Nick Gochnour

DONOTENTER
2021.MOUND

01. THE ORPHAN LODE MINE - GRAND CANYON, USA 



There are nearly 4,000 unreclaimed and unremediated uranium mine and mill sites in the US alone, many on tribal lands. The Orphan Lode Mine, located on the South Rim of the Grand Canyon on a popular tourist track is a site rich in minerals, natural beauty and land disputes. The South Rim, often touted as a place of pure untarnished nature, is through settler prospectors pocked by discrete industrial landscapes. The Orphan Lode Mine, permit obtained in 1893, mined through 1,000 feet of rock to extract some of the richest contents of Uranium in the nation. Grand Canyon National Park took ownership of the 26 acre site, 5 of which are above the rim of the canyon, in the late 1960s. In the years prior it had been central in a congressional dispute, when it was realized mining was extending past the claims boundaries and into the park itself. A national spectacle ensued as the role of environmental federal oversight and individual freedoms were contested. The mine and adjacent resort were closed and fenced off in 1969, becoming a barrier on the famous South Rim Trail. The Havasu Tribe, one of the only tribes with remaining land claims within park boundaries, worry today that contaminated soils might eventually affect their sources of water several miles downstream. Partially reclaimed in the early 2010’s, work remains incomplete.

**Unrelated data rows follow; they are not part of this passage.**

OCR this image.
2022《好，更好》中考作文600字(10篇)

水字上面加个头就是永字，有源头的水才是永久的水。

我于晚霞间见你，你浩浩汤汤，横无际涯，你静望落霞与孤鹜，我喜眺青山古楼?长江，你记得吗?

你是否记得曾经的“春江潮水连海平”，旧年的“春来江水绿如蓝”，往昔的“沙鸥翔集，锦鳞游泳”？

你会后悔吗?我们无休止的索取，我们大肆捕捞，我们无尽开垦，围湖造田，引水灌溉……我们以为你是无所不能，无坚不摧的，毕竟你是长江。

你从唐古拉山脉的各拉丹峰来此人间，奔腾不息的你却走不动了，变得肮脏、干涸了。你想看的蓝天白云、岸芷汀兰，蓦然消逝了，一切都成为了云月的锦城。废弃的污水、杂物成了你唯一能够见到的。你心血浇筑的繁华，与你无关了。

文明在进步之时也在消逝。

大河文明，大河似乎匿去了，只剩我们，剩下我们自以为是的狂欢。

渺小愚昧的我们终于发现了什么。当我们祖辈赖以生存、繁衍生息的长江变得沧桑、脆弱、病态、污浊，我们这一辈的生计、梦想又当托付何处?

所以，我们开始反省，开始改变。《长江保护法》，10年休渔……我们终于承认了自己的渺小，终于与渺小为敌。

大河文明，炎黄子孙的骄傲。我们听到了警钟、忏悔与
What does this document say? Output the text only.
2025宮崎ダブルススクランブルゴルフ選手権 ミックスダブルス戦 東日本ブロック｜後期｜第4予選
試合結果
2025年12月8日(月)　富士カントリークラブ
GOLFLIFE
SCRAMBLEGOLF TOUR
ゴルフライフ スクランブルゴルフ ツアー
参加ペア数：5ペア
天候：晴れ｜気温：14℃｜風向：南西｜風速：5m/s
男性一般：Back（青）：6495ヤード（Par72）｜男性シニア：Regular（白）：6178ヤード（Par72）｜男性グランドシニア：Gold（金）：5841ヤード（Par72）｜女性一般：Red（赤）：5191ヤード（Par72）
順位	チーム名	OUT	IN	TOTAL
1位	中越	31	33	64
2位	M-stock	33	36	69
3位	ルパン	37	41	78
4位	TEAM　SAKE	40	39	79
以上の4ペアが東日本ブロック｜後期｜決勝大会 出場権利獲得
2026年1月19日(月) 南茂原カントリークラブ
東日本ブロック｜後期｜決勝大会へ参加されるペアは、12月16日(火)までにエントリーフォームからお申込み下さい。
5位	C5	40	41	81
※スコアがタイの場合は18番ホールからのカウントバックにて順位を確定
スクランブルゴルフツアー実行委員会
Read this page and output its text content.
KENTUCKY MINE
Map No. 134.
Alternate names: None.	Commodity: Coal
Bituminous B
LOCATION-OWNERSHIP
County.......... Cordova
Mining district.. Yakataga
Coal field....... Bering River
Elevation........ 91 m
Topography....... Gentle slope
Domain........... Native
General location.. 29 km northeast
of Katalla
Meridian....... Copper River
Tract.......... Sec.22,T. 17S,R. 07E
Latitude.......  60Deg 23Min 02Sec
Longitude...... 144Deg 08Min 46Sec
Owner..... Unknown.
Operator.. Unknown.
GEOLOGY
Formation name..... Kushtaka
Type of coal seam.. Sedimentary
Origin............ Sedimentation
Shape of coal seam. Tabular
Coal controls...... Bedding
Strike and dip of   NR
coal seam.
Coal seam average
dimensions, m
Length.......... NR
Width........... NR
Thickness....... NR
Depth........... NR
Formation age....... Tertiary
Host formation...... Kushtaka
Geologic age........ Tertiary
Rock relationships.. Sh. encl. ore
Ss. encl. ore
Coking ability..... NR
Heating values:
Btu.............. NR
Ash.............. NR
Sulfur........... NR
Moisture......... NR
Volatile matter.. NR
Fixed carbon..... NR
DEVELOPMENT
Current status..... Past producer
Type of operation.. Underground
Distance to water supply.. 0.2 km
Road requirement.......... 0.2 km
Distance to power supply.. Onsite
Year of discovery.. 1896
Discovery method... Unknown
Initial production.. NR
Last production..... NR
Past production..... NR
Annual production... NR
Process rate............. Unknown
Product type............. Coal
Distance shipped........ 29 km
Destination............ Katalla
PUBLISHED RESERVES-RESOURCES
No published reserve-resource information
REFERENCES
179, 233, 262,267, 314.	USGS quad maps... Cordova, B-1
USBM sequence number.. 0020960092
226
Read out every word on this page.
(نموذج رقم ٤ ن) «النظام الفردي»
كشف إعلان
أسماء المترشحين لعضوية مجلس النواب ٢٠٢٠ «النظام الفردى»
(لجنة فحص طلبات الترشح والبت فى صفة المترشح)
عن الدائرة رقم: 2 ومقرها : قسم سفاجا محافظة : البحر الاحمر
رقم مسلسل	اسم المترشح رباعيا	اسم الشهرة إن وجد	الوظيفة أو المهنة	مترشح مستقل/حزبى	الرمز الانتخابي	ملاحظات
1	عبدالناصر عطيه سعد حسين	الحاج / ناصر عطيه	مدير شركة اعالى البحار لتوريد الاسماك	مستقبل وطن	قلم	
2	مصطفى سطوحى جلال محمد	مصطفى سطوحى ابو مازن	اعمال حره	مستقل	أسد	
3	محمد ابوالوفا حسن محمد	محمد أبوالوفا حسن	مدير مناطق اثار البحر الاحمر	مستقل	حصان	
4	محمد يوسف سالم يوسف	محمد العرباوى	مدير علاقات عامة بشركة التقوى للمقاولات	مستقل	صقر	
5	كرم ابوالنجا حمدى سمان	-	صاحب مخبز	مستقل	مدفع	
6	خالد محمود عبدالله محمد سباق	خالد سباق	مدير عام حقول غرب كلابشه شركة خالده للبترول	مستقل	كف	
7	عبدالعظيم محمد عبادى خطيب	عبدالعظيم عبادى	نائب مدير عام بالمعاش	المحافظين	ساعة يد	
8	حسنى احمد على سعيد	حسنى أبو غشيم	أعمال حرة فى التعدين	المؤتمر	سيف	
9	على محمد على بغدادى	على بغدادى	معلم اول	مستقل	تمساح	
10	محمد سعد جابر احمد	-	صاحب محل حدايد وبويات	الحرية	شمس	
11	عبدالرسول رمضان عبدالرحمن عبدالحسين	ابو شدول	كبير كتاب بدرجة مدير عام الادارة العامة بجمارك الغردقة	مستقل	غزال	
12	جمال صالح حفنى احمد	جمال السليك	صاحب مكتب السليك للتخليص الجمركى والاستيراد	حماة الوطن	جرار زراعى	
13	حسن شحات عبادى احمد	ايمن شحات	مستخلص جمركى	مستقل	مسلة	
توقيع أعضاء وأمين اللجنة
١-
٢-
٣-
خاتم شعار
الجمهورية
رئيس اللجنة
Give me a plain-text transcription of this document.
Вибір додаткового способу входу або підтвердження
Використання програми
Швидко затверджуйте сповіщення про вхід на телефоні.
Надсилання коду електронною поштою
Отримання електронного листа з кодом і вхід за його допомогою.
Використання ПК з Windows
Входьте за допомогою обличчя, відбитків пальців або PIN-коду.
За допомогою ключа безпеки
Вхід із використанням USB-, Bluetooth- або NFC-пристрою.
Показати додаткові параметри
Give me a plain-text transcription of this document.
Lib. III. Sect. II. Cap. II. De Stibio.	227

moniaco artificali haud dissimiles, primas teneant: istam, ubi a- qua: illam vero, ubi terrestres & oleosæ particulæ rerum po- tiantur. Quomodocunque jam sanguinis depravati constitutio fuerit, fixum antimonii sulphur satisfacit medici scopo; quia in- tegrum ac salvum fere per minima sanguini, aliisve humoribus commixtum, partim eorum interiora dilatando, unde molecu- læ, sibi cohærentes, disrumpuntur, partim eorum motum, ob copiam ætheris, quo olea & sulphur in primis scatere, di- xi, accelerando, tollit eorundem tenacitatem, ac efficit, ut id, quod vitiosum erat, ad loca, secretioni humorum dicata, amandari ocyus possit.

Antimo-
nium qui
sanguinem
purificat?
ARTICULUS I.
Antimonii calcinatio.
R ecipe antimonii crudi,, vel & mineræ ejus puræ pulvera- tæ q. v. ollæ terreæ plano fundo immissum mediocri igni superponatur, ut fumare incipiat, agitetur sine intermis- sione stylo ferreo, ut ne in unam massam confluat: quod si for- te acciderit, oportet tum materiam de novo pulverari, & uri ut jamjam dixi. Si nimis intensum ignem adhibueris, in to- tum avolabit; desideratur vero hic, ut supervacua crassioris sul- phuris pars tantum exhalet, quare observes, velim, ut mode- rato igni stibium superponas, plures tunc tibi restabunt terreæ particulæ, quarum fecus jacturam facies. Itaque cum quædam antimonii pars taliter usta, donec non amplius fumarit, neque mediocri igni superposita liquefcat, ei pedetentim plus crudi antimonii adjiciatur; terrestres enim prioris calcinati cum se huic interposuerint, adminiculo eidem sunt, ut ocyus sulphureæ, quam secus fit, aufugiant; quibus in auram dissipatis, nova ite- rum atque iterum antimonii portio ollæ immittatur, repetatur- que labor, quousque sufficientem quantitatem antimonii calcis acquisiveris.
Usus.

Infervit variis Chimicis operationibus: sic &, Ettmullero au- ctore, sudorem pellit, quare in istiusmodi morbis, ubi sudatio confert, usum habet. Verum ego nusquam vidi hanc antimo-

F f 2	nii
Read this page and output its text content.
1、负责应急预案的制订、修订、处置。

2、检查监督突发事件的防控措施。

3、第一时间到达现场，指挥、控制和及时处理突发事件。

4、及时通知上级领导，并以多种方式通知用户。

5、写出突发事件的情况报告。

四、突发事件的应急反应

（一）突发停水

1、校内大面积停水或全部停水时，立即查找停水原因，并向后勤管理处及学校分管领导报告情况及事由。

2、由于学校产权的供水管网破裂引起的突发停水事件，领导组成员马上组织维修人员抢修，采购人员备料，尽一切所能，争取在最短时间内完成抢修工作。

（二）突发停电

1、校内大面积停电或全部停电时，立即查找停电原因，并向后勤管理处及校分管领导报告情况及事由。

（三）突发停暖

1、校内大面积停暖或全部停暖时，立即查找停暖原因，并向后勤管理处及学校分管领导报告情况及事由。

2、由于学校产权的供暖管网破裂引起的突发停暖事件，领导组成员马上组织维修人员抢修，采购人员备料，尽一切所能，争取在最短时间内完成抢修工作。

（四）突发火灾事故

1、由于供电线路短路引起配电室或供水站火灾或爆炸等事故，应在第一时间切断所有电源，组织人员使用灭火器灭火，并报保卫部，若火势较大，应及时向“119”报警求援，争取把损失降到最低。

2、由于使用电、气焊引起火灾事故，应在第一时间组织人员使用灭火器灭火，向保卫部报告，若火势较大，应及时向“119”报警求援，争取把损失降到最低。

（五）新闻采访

The thesis develops a proposal and speculation for the remediation of this site, unusable in its current state. Through past governmental proposals for disposal cells, the image of the mound as architecture was perverted by its implications in  modernity. The question is raised, how might a new generation of government sponsored reclamation mounds humanize and make sacred once again this type.